As I wrote in The Pitch, no other movie straddles the line between art-house ambition and easy-to-approach economy quite like David Lean’s 1945 romantic drama, Brief Encounter. A married doctor (Trevor Howard) and a housewife (Celia Johnson) meet in a train station and share an immediate attraction but dare not act on it.
New on Blu-ray from The Criterion Collection, this Noël Coward adaptation is a gorgeously shot slice of cinematic heartbreak that will no doubt delight Downton Abbey fans who still crave doses of unspoken passion and polite English manners.
It is the best movie to come from the longtime Lean-Coward partnership, chronicled in the four-Blu-ray box set David Lean Directs Noël Coward. Brief Encounter is a romantic drama that seems simple on the surface, but even in the face of the extra-marital affair at is heart, it has a heightened sense of morality.

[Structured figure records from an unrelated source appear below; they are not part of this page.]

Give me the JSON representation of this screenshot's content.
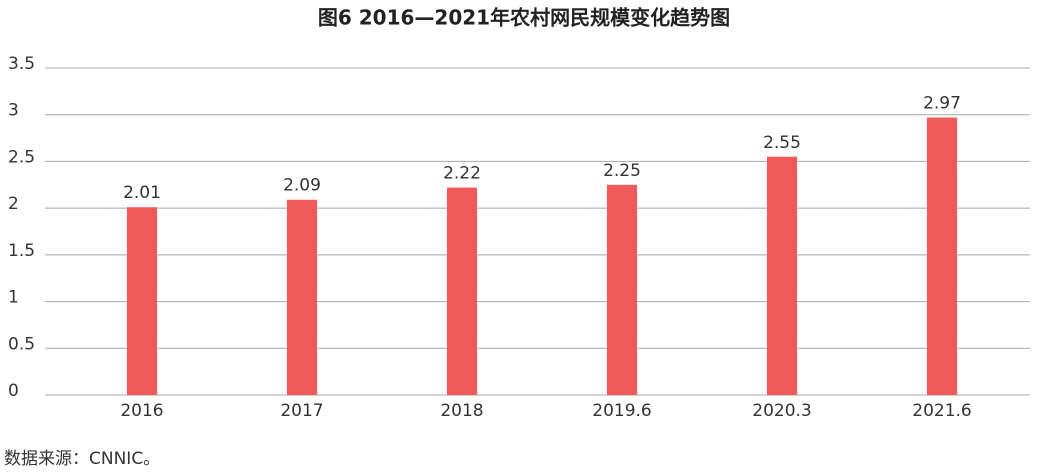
{
  "chart_data": {
    "type": "bar",
    "title": "图6  2016—2021年农村网民规模变化趋势图",
    "categories": [
      "2016",
      "2017",
      "2018",
      "2019.6",
      "2020.3",
      "2021.6"
    ],
    "values": [
      2.01,
      2.09,
      2.22,
      2.25,
      2.55,
      2.97
    ],
    "color": "#f25a5a",
    "ylim": [
      0,
      3.5
    ],
    "yticks": [
      0,
      0.5,
      1,
      1.5,
      2,
      2.5,
      3,
      3.5
    ],
    "grid": true,
    "source": "数据来源：CNNIC。"
  }
}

Like the Oscar-wining Iranian drama A Separation, Brief Encounter presents you with some very sympathetic people caught up in some morally challenging predicaments. The story structure of Brief Encounter is efficient and exquisite, and comes in at a lean (no pun intended) 86 minutes, a far cry from Lean’s later epics Lawrence of Arabia and Bridge On the River Kwai.

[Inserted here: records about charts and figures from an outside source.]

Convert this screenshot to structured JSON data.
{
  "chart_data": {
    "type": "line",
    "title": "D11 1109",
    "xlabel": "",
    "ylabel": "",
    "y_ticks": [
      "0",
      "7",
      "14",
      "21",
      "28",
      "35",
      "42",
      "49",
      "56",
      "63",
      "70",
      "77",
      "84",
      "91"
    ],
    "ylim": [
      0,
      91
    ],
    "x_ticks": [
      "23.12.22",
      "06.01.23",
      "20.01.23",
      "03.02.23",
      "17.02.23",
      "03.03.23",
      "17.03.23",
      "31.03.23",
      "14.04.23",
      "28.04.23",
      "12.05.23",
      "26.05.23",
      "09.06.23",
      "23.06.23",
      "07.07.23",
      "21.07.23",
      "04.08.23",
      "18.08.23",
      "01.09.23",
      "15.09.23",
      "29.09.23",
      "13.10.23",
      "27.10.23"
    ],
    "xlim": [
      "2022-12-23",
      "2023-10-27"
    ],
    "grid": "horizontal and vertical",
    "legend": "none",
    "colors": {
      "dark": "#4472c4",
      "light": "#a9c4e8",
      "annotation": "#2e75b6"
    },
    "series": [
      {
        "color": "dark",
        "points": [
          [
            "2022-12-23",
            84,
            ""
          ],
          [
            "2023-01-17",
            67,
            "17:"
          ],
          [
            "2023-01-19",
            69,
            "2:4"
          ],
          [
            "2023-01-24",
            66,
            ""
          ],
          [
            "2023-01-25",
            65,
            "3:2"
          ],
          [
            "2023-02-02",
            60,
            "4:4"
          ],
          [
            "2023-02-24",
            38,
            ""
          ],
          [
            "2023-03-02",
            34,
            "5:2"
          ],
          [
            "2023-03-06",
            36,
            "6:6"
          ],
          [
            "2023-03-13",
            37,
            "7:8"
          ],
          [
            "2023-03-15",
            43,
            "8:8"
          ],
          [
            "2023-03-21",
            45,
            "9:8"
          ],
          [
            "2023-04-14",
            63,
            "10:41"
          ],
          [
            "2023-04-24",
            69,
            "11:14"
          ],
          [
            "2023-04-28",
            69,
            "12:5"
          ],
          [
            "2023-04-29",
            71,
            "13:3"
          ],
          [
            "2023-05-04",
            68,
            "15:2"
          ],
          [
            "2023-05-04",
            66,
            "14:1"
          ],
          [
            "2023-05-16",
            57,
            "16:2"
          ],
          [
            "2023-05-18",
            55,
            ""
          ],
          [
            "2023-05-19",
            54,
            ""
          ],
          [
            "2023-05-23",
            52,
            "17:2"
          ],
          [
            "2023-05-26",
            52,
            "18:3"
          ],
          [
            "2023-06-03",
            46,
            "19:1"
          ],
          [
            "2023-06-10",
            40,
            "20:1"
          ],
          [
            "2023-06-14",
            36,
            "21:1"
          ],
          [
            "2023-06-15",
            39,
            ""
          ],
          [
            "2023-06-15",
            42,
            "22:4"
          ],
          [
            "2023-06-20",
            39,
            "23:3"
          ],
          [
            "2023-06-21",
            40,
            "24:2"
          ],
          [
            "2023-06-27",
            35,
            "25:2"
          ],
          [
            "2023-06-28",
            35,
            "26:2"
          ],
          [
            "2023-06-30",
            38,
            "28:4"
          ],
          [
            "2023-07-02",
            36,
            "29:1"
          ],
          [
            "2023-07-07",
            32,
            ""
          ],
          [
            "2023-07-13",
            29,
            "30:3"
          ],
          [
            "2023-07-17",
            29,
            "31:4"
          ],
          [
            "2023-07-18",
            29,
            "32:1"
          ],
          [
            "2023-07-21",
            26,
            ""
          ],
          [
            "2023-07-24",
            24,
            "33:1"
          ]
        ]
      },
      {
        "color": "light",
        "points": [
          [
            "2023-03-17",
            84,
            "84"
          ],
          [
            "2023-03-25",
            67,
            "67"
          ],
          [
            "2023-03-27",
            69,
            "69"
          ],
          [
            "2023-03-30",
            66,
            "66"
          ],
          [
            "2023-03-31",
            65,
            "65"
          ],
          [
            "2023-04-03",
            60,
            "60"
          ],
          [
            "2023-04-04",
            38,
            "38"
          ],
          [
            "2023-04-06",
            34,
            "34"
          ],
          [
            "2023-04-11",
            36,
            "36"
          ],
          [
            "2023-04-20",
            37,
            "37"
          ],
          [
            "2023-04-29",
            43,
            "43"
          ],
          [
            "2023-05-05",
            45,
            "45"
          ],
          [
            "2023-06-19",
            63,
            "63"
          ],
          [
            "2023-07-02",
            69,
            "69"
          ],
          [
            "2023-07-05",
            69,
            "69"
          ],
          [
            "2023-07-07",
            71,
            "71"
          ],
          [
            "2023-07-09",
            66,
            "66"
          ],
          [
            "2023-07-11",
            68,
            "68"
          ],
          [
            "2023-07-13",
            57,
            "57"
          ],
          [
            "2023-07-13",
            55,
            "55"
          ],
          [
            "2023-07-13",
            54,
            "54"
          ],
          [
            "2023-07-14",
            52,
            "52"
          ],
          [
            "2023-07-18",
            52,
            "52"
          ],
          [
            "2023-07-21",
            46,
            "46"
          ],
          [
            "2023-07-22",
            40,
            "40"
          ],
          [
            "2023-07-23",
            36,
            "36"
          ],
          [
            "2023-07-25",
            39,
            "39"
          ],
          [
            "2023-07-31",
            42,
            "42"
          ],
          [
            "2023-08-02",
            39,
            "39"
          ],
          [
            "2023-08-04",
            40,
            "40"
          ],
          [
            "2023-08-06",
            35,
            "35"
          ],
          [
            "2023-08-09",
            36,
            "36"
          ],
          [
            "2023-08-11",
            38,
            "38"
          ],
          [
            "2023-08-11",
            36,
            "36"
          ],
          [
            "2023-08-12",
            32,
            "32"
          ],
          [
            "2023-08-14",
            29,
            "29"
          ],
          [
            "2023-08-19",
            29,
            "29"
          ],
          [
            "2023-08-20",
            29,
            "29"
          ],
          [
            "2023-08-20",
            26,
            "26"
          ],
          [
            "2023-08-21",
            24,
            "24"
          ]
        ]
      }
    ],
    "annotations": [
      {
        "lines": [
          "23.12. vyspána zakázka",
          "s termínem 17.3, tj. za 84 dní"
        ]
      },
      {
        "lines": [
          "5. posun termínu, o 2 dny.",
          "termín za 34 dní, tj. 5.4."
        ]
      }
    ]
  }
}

The affair begun by Johnson and Howard is borne out of needs that their own spouses just can’t deliver — and the need for something adventurous in one’s life. It stands out as one of the defining statements — if not the defining statement — on the classic British attitude, one where decorum trumps inner passion and turmoil.
Lean uses flashbacks to great effect, illuminating seemingly unimportant moments later in the movie with high drama. Johnson’s voice-over is very unique in its naked honesty, and the camera takes on the role of showing what Johnson is thinking at any given moment — especially as the world whizzes by, uncaring. Brief Encounter makes an illicit love affair more than that, giving the doomed romance more of a soul than a thousand tragic romances since then.
The cinematography has dark noir overtones and makes great use of shadow. The beautiful black-and-white cinematography from Robert Krasker looks fantastic on Blu-ray, digitally transferred from the BFI National Archive’s 2008 restoration.
Included on this Criterion Blu-ray is a superb audio commentary from film historian Bruce Eder that’s appeared on every version of this release since 2000. A 1971 one-hour TV documentary on David Lean’s career called David Lean: A Self Portrait also appears, featuring lengthy interview segments with Lean himself. A Profile of “Brief Encounter,” is a 25-minute doc from 2000 on the making of the film with newer interviews (including legendary producer Ronald Neame), and there’s a newer 12-minute 2012 interview with Noël Coward scholar Barry Day.